Mass in the slums began earlier and seemed more intimate. At the Villa 21-24, one of the capital city's most dangerous slums, many recalled how as an archbishop, Jorge Mario Bergoglio blessed their tiny Caacupe Virgin of the Miracles chapel.
Not everyone could fit inside its yellow walls with painted saints and many stood outside. Blanca Franco, a 58-year-old housewife, listened and shed some tears.
"I have feelings in my heart that only God knows," Franco said. "I'm happy about the appointment of our archbishop."
Nearby, Marcos Manuel Solar, a 28-year-old former drug addict, smiled widely as he told passers-by that he had received the rite of confirmation from the pope himself.

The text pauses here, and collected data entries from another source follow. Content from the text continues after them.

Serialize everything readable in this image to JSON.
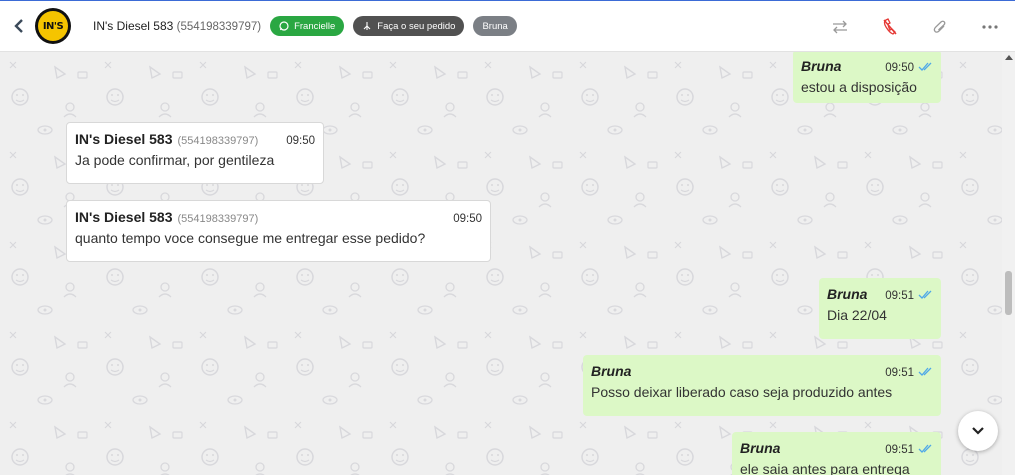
{
  "header": {
    "avatar_text": "IN'S",
    "contact_name": "IN's Diesel 583",
    "contact_phone": "(554198339797)",
    "chips": [
      {
        "label": "Francielle",
        "icon": "whatsapp-icon",
        "color": "#2aa742"
      },
      {
        "label": "Faça o seu pedido",
        "icon": "flow-icon",
        "color": "#515151"
      },
      {
        "label": "Bruna",
        "icon": "",
        "color": "#7b7f85"
      }
    ],
    "actions": [
      "transfer-icon",
      "end-call-icon",
      "attach-icon",
      "more-icon"
    ]
  },
  "messages": [
    {
      "direction": "out",
      "author": "Bruna",
      "time": "09:50",
      "text": "estou a disposição",
      "read": true
    },
    {
      "direction": "in",
      "author": "IN's Diesel 583",
      "phone": "(554198339797)",
      "time": "09:50",
      "text": "Ja pode confirmar, por gentileza"
    },
    {
      "direction": "in",
      "author": "IN's Diesel 583",
      "phone": "(554198339797)",
      "time": "09:50",
      "text": "quanto tempo voce consegue me entregar esse pedido?"
    },
    {
      "direction": "out",
      "author": "Bruna",
      "time": "09:51",
      "text": "Dia 22/04",
      "read": true
    },
    {
      "direction": "out",
      "author": "Bruna",
      "time": "09:51",
      "text": "Posso deixar liberado caso seja produzido antes",
      "read": true
    },
    {
      "direction": "out",
      "author": "Bruna",
      "time": "09:51",
      "text": "ele saia antes para entrega",
      "read": true
    }
  ],
  "colors": {
    "accent": "#3b6bd6",
    "outgoing_bubble": "#dcf8c6",
    "read_ticks": "#4fa8e8",
    "end_call": "#e53935"
  }
}
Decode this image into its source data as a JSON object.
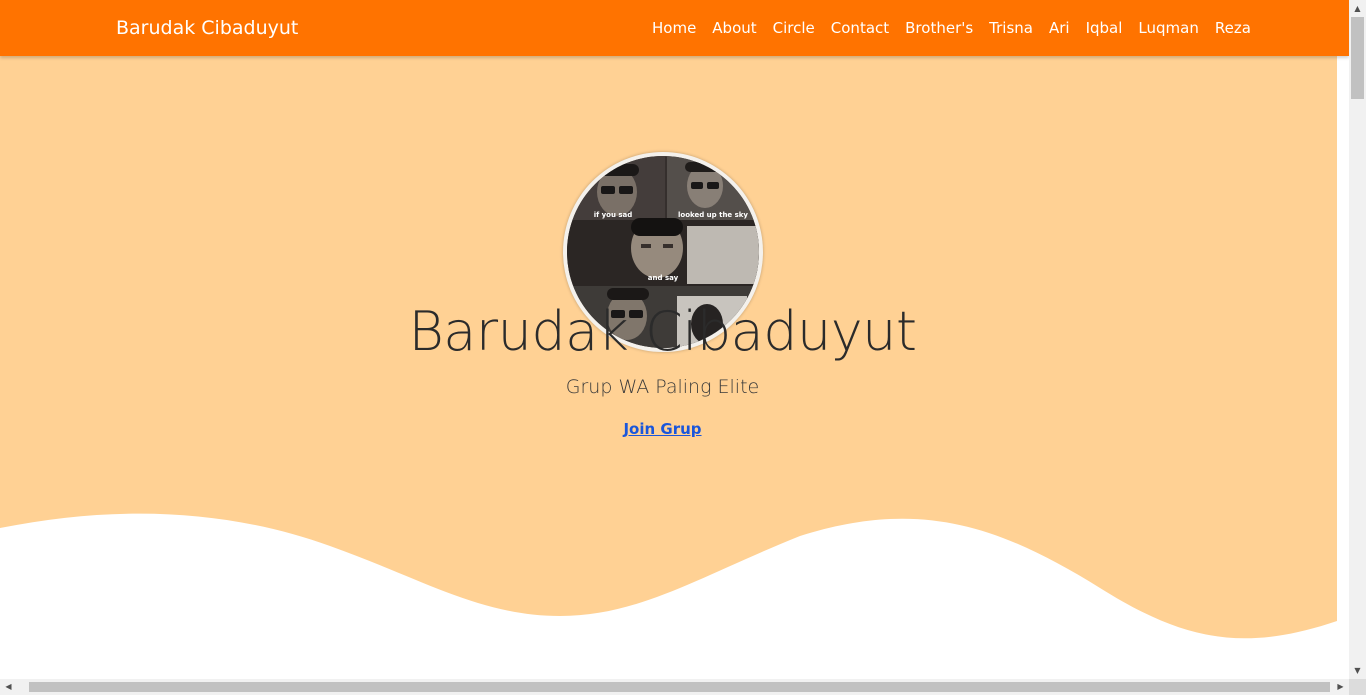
{
  "navbar": {
    "brand": "Barudak Cibaduyut",
    "links": [
      "Home",
      "About",
      "Circle",
      "Contact",
      "Brother's",
      "Trisna",
      "Ari",
      "Iqbal",
      "Luqman",
      "Reza"
    ]
  },
  "hero": {
    "avatar_captions": [
      "if you sad",
      "looked up the sky",
      "and say"
    ],
    "title": "Barudak Cibaduyut",
    "subtitle": "Grup WA Paling Elite",
    "link_label": "Join Grup"
  },
  "colors": {
    "navbar_bg": "#ff7300",
    "hero_bg": "#ffd194",
    "link": "#1a56db"
  }
}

Solar, who works at a soup kitchen, said he kicked the habit through a rehab program funded by the church.
In the heart of Buenos Aires, the mood was festive.
Vendors outside the Cathedral sold pins, calendars and posters with the image of Francis. The flag of the Vatican City seemed to be the most popular sales item.
Uma Eiras, a 10-year-old student, waved a tiny one with its two white-and-gold vertical bands and said she would hang it in her room.
There seemed not to be a single pew empty inside the giant national Cathedral and many followed the Mass on large screens across the street.
Sabina Podrez, a 39-year-old scrivener, said she attended the Mass out of hope that Argentina and the world will change under a new pope.
"We were going to work disheartened, with insecurity," Podrez said. "This is a breath of fresh air."